5. The fused androgen receptor protein according to any one of the above. 10. The fused androgen receptor protein according to claim 1, wherein the sugar-binding protein is a maltose-binding protein. 11. The fused androgen receptor protein according to claim 1, which has a specific protease-resistant amino acid sequence at a linking site of the sugar-binding protein. A gene encoding the fused androgen receptor protein according to any one of claims 1 to 11. 13. The gene encoding the fused androgen receptor protein according to claim 12, which comprises the following gene (c) or (d). (C) a gene consisting of the base sequence described in SEQ ID NO: 10 (d) a base sequence in which one or several bases are deleted, substituted or added in the base sequence (c), and androgen Receptor activity-encoding gene 14. A vector carrying the gene according to claim 12 or 13. 15. A transformant obtained by introducing the vector according to claim 14 into a microorganism and expressing a gene encoding a fused androgen receptor protein. 16. The transformant according to claim 15, wherein the microorganism is Escherichia coli. 17. Escherichia coli is used for Escherichia coli (Escher).

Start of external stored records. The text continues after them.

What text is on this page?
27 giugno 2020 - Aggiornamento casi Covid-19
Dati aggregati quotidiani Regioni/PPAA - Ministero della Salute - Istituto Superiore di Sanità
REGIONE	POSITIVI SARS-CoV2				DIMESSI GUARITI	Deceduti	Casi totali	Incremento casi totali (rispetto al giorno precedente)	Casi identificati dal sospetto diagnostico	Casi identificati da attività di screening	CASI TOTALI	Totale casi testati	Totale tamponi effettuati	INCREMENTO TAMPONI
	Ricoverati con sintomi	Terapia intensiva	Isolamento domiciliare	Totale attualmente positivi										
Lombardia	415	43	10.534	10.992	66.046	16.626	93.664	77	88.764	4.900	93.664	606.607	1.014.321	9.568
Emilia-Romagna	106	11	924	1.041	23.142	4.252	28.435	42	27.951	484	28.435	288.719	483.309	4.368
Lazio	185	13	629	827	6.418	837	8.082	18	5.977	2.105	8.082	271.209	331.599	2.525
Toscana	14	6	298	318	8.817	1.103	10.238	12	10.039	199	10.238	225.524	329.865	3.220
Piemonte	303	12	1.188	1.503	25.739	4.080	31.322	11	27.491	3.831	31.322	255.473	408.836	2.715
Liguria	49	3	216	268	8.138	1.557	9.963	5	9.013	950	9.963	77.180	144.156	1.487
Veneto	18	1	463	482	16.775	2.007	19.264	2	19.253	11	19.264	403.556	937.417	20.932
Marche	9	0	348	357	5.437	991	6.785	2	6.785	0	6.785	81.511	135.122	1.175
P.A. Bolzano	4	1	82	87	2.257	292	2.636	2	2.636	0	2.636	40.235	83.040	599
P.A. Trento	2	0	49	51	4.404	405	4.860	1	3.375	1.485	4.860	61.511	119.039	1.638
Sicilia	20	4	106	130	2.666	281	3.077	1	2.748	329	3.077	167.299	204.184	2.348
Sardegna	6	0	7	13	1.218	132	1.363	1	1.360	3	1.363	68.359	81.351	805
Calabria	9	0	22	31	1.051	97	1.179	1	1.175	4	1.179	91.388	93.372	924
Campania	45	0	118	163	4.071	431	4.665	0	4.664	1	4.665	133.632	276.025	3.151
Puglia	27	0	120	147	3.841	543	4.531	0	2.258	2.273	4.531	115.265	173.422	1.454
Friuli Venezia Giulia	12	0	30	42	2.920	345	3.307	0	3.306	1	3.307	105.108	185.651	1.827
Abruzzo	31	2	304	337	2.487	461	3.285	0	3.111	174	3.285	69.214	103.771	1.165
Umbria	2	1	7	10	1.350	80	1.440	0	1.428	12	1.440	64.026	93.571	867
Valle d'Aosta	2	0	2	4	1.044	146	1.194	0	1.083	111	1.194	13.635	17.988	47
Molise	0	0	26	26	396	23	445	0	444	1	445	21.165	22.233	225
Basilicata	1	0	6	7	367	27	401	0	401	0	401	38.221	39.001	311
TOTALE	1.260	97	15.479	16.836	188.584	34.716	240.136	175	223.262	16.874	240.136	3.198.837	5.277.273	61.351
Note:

The transformant according to claim 16, which is (ichia coli) JM109. 18. A fused androgen receptor obtained by collecting a fused androgen receptor from a culture obtained by culturing the transformant according to claim 15. Manufacturing method. 19. A method comprising: the fused androgen receptor protein according to claim 1; a solvent for dissolving a chemical substance; and a diluent of the dissolved chemical substance. A reagent for detecting the presence or absence of an interaction with a ligand to be used.